Opponent: PhD, prof. Andrew Benjamin, Monash University, Melbourne, Australia
Custos: prof. Harri Laakso, Aalto University Department of Art
The discussion will be in English.
ABSTRACT:
In recent years, there has been considerable interest in studying creativity, and the wealth of studies and guidebooks on this notion indicate its importance in people’s everyday and professional life. However, less attention has been paid to the subject matters of both sensibility and incompleteness, their ontological nature, their interrelatedness and their impact on creativity. Thus the mechanism of experiencing incompleteness and, what is more, the dynamics of sensibility, has remained unclear. The present research aims at filling this lacuna.
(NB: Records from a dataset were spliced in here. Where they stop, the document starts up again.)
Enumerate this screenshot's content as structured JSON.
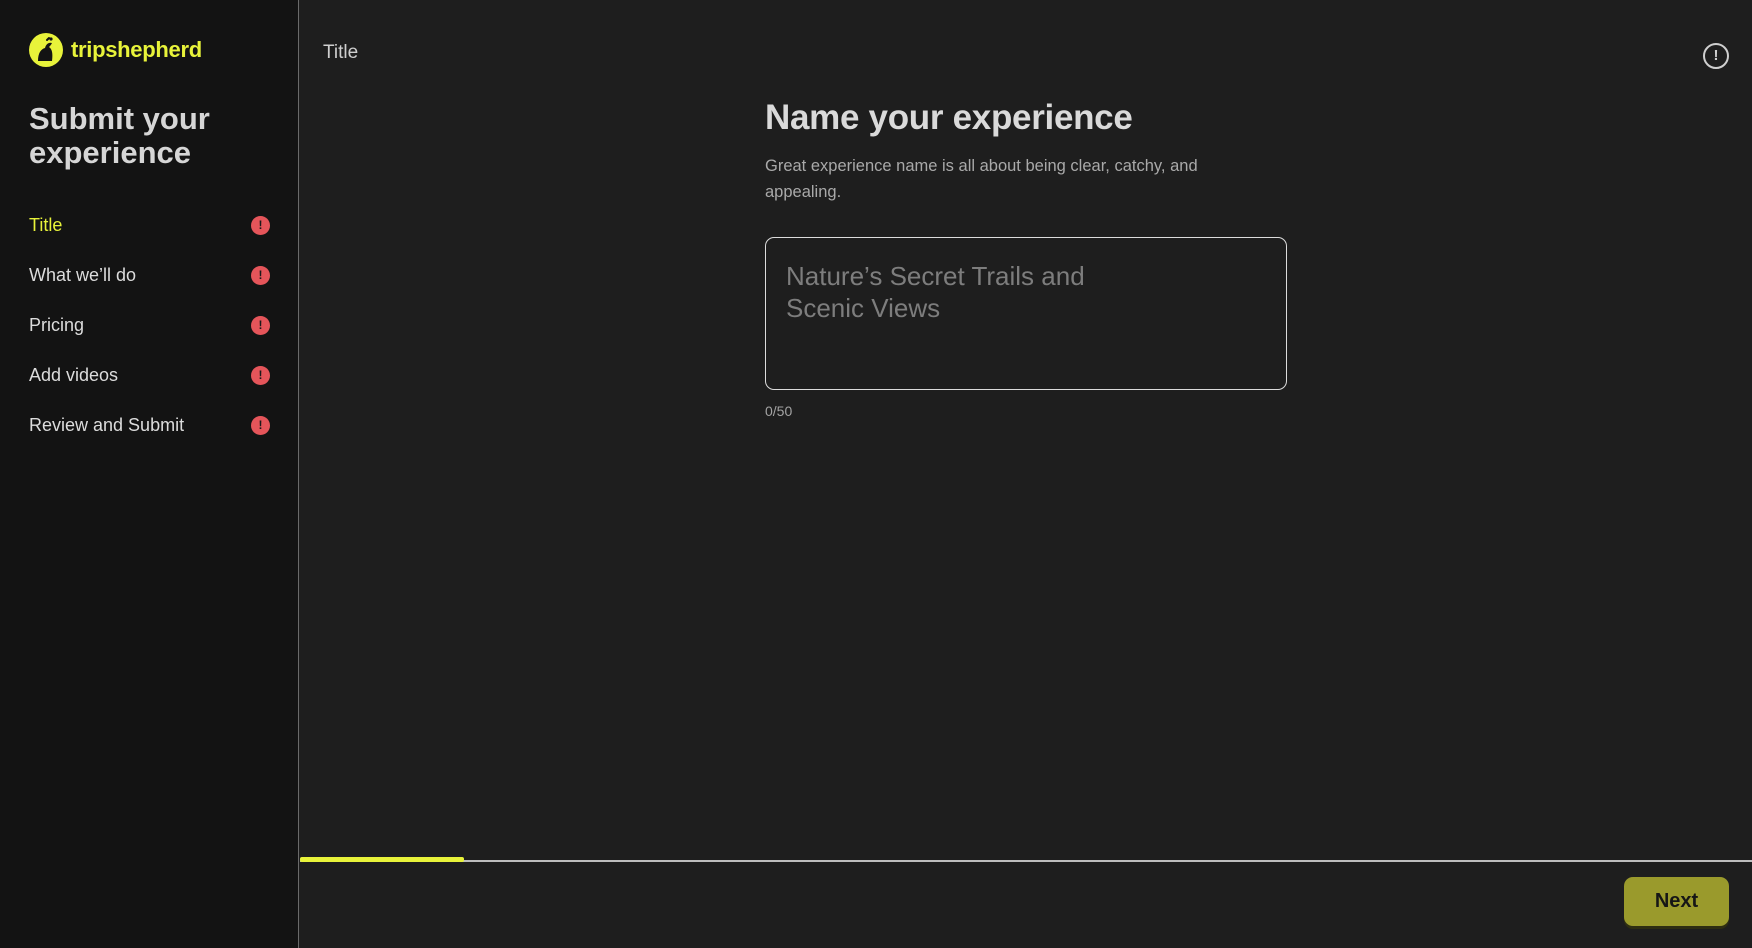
{
  "brand": {
    "name": "tripshepherd",
    "accent": "#e8f33a",
    "logo_icon": "shepherd-logo-icon"
  },
  "sidebar": {
    "title": "Submit your experience",
    "steps": [
      {
        "label": "Title",
        "active": true,
        "status_icon": "alert-icon"
      },
      {
        "label": "What we’ll do",
        "active": false,
        "status_icon": "alert-icon"
      },
      {
        "label": "Pricing",
        "active": false,
        "status_icon": "alert-icon"
      },
      {
        "label": "Add videos",
        "active": false,
        "status_icon": "alert-icon"
      },
      {
        "label": "Review and Submit",
        "active": false,
        "status_icon": "alert-icon"
      }
    ],
    "alert_glyph": "!"
  },
  "header": {
    "title": "Title",
    "info_icon": "info-icon",
    "info_glyph": "!"
  },
  "main": {
    "heading": "Name your experience",
    "subtext": "Great experience name is all about being clear, catchy, and appealing.",
    "name_input": {
      "value": "",
      "placeholder": "Nature’s Secret Trails and\nScenic Views"
    },
    "counter": "0/50"
  },
  "progress": {
    "fraction": 0.113,
    "color": "#e8f33a"
  },
  "footer": {
    "next_label": "Next",
    "next_color": "#9a9a2c"
  },
  "colors": {
    "alert": "#e5555a",
    "background": "#1e1e1e",
    "sidebar": "#131313"
  }
}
Sensibility is the key faculty in examining and depicting on creativity. The aim of this dissertation is twofold: first, to examine and specify how the experience of incompleteness in creating manifests itself and how it amounts to creativity; and, second, to define the agency of sensibility as identifying the presence of incompleteness and to explore how sensibility is taken into account in creative making as a corporeal readiness, attentiveness, a postural attitude and anticipation. The animated body of the maker as well as action are in focus throughout this research; attention is also paid to the dynamic interaction between experience, matter and movement in all expression and making. The dichotomies between the subject and the object, between the body and the mind, have been mused on, questioned and ruminated upon.
The main method adopted in this dissertation is artistic research. In addition, the phenomenology of the body and research of experience are used to provide a critical juxtaposition. This dissertation introduces and identifies artistic research as a valid method and emphasizes experience-based standpoints as a research strategy. Artistic research is understood as a complex of making and researching that inexorably affect each other. The research was conducted and data collected during the making of artworks for three exhibitions between 2011-2015. The author’s diaries from that period are used as research material.
The results of this study show that even though the experience of incompleteness withdraws from our rational grasp for control, understanding, and certainty, it is lived through bodily experience and directed by the faculty of sensibility. Incompleteness refers to carnal knowledge that the practitioners can recognize to be their own and that is based on their genuine experience gained by sensibility. The organic and relational nature of incompleteness as a useful and valuable phenomenon keeps the creative work in flux.
WELCOME!
The dissertation notice and the published dissertation are placed for public display at the Learning Hub Arabia (Hämeentie 135 C, 5th floor, room 570), at latest 10 days before the defence date.